In questa diversità unanime si possono leggere cose molto interessanti come che le persone emigrano da Cuba perché non gli si permette l’iniziativa privata, ignorando il fatto che in molti paesi intorno a Cuba dove, così come dice il Manifesto Comunista essere abolita, in pratica, per nove decimi della popolazione, l’iniziativa privata dispiega le sue virtù per mano del traffico di droga e dalle bande delinquenziali i tassi di emigrazione sono superiori rispetto a quello della più grande delle Antille. Anche Portorico, che ha la benedizione di essere “Stato Libero Associato” della mecca dell’iniziativa privata, ha più nazionali residenti negli USA che nel suo territorio.

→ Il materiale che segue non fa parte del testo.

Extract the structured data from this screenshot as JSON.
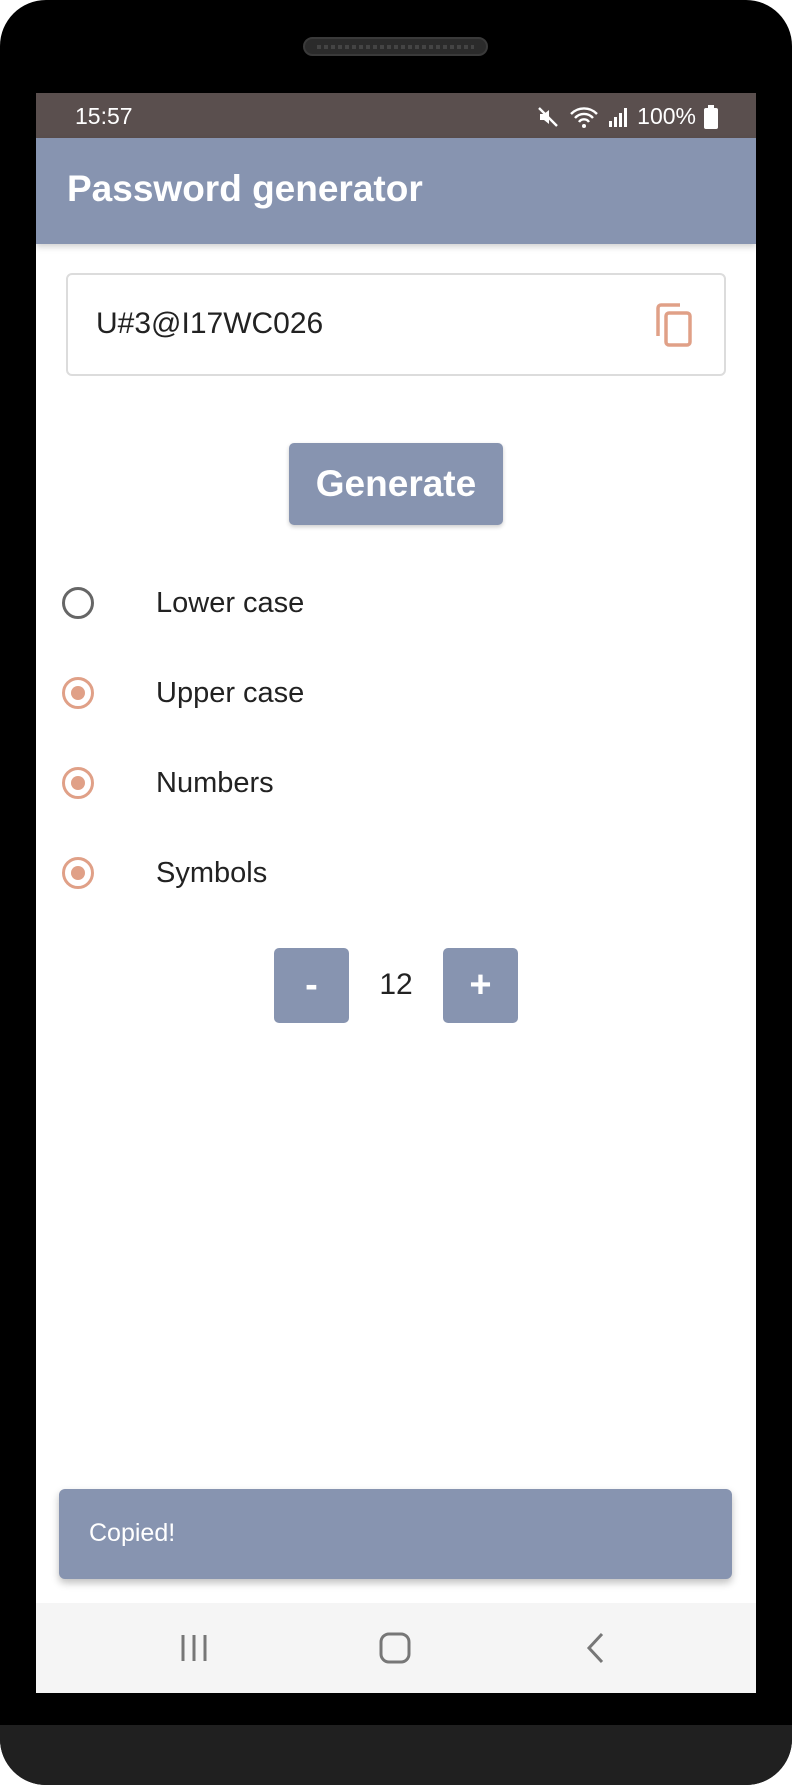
{
  "status_bar": {
    "time": "15:57",
    "battery": "100%",
    "icons": [
      "mute-icon",
      "wifi-icon",
      "signal-icon",
      "battery-icon"
    ]
  },
  "app_bar": {
    "title": "Password generator"
  },
  "password": {
    "value": "U#3@I17WC026",
    "copy_icon": "copy-icon"
  },
  "generate_button": {
    "label": "Generate"
  },
  "options": [
    {
      "label": "Lower case",
      "selected": false
    },
    {
      "label": "Upper case",
      "selected": true
    },
    {
      "label": "Numbers",
      "selected": true
    },
    {
      "label": "Symbols",
      "selected": true
    }
  ],
  "length": {
    "decrement_label": "-",
    "value": "12",
    "increment_label": "+"
  },
  "toast": {
    "message": "Copied!"
  },
  "nav_bar": {
    "icons": [
      "recents-icon",
      "home-icon",
      "back-icon"
    ]
  },
  "colors": {
    "accent": "#8794b0",
    "radio_selected": "#e0a087",
    "status_bar": "#5a4f4e"
  }
}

Un’altra lettura comune è quella che ci dice che L’Avana può essere sede delle storiche riunioni tra il governo colombiano e le FARC-EP, o tra Kirill e Francesco, che hanno portato quest’ultimo a denominarla “capitale dell’unità” per la sicurezza e discrezione che garantisce uno stato dittatoriale, repressivo senza dire lo stesso di Ottawa o Roma, città in cui si svolsero i negoziati segreti che hanno portato agli annunci del 17 dicembre 2014 tra Cuba e USA.
Tuttavia, la crescita dei turisti che visitano Cuba non è mai associata alla sicurezza e tranquillità del paese meno violento dell’America Latina ma al desiderio di vedere l’isola prima che i viaggiatori USA la trasformino al capitalismo, come Obama ha prospettato che si aspetta. Nessuno dei tre milioni di turisti che hanno visitato l’isola, nel 2015, è venuto da un paese socialista, ma sembrerebbe che gli statunitensi, a cui fino ad oggi è proibito, dal loro governo, far turismo a Cuba, sono superuomini in grado di ottenere ciò che i viaggiatori del resto del mondo non hanno potuto.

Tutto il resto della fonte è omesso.